By every indication, America has sufficient appetite for ingesting its favorite sport in ever-larger quantities. This is the land of conspicuous consumption, and that extends to football.

It has long been clear that a couple of hours at the stadium had become insufficient for the serious fan. Tailgating, fairly unique to football, evolved as a way to stretch the game-day experience from dawn until dusk. Then RVs arrived, making a three-hour game just part of a three-day stadium experience. Football met bacchanal and mated.

Meanwhile, the sport was becoming too big to be confined to Friday-Saturday-Sunday. Along came "Monday Night Football" to extend the weekend party, becoming a cultural institution along the way. Then colleges discovered Thursday nights, giving football carnivores a meaty alternative to the brie-and-chablis network offerings like "Friends" and "ER."

And now, in the last couple of years, the game has spilled out all over the week. The ultimate television sport has fulfilled the medium's bottomless need for programming, while giving national exposure to college programs that couldn't crack the Saturday broadcast schedule.

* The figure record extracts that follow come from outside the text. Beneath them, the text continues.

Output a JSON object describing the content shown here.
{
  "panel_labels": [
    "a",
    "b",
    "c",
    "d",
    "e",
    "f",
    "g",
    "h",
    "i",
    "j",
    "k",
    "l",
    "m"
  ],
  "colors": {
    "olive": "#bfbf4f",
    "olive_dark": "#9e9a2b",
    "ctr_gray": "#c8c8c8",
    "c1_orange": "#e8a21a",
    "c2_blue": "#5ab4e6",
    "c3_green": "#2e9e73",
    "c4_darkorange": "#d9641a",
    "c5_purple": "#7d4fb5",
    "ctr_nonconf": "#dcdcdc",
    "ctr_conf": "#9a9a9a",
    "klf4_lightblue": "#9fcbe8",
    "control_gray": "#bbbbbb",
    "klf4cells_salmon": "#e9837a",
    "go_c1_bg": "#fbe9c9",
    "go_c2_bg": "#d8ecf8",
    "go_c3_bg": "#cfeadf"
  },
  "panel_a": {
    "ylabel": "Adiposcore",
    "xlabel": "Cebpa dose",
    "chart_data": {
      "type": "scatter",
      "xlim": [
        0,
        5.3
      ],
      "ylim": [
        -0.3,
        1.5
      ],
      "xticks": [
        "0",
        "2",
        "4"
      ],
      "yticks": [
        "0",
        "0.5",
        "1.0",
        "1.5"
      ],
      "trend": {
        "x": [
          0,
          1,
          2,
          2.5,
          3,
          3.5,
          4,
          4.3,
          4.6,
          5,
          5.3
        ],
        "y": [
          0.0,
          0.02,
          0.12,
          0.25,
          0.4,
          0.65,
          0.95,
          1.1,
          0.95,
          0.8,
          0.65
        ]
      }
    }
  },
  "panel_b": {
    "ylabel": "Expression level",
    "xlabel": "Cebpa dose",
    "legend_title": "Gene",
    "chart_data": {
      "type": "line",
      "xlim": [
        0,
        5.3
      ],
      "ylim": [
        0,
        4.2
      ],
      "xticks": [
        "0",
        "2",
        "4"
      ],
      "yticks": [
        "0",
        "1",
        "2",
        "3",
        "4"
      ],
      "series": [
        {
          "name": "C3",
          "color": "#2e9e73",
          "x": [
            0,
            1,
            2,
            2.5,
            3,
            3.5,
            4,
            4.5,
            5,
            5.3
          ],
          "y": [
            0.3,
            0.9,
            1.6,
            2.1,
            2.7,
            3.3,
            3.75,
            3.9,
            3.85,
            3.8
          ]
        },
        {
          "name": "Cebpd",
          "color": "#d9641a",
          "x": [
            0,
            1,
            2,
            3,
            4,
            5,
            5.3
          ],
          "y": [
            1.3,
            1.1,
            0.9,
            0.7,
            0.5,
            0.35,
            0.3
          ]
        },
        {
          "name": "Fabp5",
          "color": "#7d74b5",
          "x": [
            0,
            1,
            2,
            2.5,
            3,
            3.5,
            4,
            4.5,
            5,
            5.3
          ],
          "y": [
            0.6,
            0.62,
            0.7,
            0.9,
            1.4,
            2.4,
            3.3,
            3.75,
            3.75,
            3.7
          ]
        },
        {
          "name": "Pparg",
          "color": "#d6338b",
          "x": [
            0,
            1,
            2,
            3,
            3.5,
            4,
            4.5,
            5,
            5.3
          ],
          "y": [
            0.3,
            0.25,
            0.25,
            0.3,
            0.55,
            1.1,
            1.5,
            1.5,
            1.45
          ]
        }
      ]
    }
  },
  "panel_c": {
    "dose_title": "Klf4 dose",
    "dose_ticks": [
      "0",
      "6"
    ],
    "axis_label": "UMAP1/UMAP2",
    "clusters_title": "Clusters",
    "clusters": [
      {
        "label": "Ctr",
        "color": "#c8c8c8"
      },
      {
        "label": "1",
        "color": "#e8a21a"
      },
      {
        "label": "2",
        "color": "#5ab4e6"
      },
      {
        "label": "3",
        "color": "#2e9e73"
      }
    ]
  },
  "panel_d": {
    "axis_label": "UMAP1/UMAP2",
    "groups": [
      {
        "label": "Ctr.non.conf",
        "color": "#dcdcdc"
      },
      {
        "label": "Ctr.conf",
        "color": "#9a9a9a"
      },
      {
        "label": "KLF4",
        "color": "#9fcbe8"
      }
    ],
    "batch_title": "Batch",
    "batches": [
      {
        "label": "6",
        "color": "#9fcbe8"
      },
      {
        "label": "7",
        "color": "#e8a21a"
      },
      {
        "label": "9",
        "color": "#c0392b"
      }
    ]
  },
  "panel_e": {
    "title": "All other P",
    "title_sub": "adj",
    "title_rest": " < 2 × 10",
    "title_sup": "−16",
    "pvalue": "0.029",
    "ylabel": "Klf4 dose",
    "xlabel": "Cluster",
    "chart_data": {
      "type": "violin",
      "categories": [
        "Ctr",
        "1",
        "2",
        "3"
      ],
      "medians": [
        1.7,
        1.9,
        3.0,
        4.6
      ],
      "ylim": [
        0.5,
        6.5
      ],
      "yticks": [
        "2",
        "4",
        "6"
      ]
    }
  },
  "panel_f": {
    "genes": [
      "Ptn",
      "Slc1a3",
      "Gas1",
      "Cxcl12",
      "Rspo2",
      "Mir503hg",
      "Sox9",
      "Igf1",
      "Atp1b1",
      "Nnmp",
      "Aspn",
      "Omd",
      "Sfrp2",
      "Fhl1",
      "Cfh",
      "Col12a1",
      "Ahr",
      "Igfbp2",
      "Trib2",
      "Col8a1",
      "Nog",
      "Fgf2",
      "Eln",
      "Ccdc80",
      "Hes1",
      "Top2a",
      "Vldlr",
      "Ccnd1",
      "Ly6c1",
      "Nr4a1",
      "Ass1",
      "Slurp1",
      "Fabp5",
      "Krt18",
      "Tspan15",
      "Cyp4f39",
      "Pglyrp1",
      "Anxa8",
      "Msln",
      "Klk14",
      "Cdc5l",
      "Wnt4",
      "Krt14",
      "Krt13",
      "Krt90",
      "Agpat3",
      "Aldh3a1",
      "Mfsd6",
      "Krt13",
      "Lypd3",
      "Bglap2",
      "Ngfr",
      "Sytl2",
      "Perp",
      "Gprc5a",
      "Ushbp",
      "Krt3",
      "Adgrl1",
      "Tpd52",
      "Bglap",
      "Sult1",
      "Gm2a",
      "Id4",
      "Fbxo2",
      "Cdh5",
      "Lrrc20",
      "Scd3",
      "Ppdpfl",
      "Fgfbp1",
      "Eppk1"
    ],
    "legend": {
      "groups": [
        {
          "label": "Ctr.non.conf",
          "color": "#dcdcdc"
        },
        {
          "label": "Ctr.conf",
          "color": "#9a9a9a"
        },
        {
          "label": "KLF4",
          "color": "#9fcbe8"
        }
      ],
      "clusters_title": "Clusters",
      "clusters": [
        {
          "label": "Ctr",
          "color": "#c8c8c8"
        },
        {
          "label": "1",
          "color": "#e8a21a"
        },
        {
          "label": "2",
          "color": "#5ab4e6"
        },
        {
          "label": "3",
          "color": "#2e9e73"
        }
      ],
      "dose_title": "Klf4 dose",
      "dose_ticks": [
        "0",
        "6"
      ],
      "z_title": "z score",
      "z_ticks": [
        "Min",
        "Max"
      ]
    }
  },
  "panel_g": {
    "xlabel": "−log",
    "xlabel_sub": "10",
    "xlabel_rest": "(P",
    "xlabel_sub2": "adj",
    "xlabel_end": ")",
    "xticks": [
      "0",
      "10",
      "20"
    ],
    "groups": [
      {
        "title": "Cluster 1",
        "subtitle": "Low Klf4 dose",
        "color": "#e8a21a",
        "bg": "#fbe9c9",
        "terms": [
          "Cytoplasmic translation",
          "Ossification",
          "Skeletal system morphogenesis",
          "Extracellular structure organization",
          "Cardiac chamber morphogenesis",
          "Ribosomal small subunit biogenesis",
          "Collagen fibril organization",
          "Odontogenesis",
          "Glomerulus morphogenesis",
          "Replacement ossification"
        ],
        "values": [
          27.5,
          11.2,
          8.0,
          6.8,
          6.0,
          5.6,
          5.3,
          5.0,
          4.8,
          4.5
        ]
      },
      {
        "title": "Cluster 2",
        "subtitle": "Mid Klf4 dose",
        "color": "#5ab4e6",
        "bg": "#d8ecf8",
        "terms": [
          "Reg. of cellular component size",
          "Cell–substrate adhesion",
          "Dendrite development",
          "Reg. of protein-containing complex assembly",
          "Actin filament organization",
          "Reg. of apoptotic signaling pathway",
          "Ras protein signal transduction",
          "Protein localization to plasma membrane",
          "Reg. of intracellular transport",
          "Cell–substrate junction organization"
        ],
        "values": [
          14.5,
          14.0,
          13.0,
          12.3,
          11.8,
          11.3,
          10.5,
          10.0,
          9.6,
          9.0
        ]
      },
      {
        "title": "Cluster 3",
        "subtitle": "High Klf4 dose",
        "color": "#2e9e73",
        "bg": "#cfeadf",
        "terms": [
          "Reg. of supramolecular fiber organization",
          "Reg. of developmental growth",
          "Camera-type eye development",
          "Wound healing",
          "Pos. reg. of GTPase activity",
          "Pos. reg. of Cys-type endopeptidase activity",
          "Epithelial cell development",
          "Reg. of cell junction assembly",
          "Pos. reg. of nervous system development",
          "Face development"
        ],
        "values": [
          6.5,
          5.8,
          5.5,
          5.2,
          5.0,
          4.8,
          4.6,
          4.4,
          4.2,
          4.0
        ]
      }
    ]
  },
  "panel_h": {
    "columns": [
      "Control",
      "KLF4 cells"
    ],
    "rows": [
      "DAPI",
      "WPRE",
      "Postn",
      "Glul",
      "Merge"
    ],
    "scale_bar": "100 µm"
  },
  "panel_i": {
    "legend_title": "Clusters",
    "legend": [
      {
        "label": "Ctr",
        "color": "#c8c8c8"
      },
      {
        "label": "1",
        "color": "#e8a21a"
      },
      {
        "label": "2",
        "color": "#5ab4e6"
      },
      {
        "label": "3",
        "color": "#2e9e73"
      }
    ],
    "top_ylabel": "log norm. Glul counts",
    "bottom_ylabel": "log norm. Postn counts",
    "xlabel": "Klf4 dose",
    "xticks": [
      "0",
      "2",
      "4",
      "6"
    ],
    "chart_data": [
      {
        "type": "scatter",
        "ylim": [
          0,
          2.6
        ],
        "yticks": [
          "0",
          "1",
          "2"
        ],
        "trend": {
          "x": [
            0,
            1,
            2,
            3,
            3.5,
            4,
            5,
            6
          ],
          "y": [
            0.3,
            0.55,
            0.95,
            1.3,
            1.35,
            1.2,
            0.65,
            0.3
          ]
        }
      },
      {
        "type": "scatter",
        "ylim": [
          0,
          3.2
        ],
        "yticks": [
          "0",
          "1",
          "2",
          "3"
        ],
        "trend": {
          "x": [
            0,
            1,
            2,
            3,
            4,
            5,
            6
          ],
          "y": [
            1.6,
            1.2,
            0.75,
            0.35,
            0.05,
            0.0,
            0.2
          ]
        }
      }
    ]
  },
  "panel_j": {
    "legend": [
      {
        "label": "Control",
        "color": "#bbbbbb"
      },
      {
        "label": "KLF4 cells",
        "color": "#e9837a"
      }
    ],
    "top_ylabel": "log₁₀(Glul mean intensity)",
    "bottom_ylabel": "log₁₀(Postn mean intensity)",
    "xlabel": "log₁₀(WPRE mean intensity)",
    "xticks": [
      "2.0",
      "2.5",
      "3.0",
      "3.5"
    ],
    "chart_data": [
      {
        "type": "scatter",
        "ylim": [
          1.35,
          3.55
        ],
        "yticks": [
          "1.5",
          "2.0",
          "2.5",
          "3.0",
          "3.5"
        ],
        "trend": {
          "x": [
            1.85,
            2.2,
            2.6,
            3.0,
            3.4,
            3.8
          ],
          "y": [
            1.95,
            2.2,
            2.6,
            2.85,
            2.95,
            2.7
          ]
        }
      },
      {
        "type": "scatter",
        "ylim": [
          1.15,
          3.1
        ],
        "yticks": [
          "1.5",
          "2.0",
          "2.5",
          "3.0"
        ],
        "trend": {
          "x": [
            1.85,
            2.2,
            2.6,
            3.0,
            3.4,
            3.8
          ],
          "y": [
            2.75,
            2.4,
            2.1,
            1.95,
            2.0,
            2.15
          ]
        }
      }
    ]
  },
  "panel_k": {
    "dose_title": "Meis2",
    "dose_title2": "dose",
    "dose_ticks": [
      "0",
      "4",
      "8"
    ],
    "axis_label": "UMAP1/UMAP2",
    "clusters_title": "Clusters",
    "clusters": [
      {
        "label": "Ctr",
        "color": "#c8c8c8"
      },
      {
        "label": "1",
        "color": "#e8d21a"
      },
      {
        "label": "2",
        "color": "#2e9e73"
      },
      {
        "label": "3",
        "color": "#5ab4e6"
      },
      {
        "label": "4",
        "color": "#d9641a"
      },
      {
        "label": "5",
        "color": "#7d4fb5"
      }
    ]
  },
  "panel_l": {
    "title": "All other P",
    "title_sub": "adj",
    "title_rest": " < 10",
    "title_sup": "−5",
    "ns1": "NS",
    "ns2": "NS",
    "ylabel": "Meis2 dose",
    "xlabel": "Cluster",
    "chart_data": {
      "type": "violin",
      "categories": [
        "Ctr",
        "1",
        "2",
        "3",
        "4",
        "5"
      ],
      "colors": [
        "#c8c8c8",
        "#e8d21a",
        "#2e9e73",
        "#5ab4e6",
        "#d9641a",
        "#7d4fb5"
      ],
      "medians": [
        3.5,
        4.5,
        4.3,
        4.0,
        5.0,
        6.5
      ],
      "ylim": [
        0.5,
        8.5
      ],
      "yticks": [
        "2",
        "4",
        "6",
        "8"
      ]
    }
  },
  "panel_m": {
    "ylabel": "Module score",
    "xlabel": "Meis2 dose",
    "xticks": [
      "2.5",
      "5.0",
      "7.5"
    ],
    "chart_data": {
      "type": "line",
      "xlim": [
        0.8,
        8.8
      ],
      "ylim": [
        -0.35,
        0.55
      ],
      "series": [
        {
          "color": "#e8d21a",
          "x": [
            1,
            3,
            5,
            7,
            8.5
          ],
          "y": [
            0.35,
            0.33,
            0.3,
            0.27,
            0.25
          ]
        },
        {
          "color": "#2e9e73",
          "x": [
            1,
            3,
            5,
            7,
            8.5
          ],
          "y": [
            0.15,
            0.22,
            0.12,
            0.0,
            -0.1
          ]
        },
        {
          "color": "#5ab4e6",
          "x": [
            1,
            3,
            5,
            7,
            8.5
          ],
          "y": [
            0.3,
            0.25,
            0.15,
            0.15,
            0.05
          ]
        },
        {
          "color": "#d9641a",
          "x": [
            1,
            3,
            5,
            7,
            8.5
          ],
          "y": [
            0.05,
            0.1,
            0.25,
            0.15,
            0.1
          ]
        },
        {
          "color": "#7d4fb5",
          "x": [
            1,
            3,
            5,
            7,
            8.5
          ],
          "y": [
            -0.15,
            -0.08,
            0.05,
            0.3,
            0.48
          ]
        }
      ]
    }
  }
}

Like that, "Friday Night Lights" has become "Every Night Lights."

That will literally be true over the next 19 days.

Starting today in Atlanta, where Georgia Tech hosts Virginia Tech, and ending Nov. 15, when the Philadelphia Eagles visit the Dallas Cowboys, ABC and ESPN will combine to administer a daily feeding to the nation's gridiron monster: 13 days of college ball, six days of NFL games.

On Halloween night, on Election Night, football will be played. Whenever the sun sets between now and mid-November, stadium lights will be igniting the darkness somewhere in America.

Thus it appears that Hank Jr.'s, longstanding Monday proposition to the nation is in need of an upgrade. The question is not, "Are you ready for some football?" Today it is, "Are you ready for 19 straight days of football?"

We are at ESPN.com. Join us for our Football in America Tour.

From the blue turf of Boise to the great indoors of Indianapolis, from Fresno to Foxboro, we'll be there for every snap. Fellow ESPN.com writer Wayne Drehs and I will tag-team the games for 19 nights - not just to tell you who won and who lost, but to bring you snapshots of a sport that has become so tightly interwoven with our national culture.

We'll take notes from the sensory feast that is a football game, from coin flips to corn chips, then tell you what we saw, heard, smelled, touched and tasted. We'll hit the pregame tailgates, the halftime shows and the postgame press conferences. We'll tell you how each stadium experience is different and how they're alike, from the luxury suites to the cheap seats.

And hopefully we'll tell you how, when strung together, these games connect us to the sport from coast to coast in a sparkling continuum, one set of stadium lights at a time.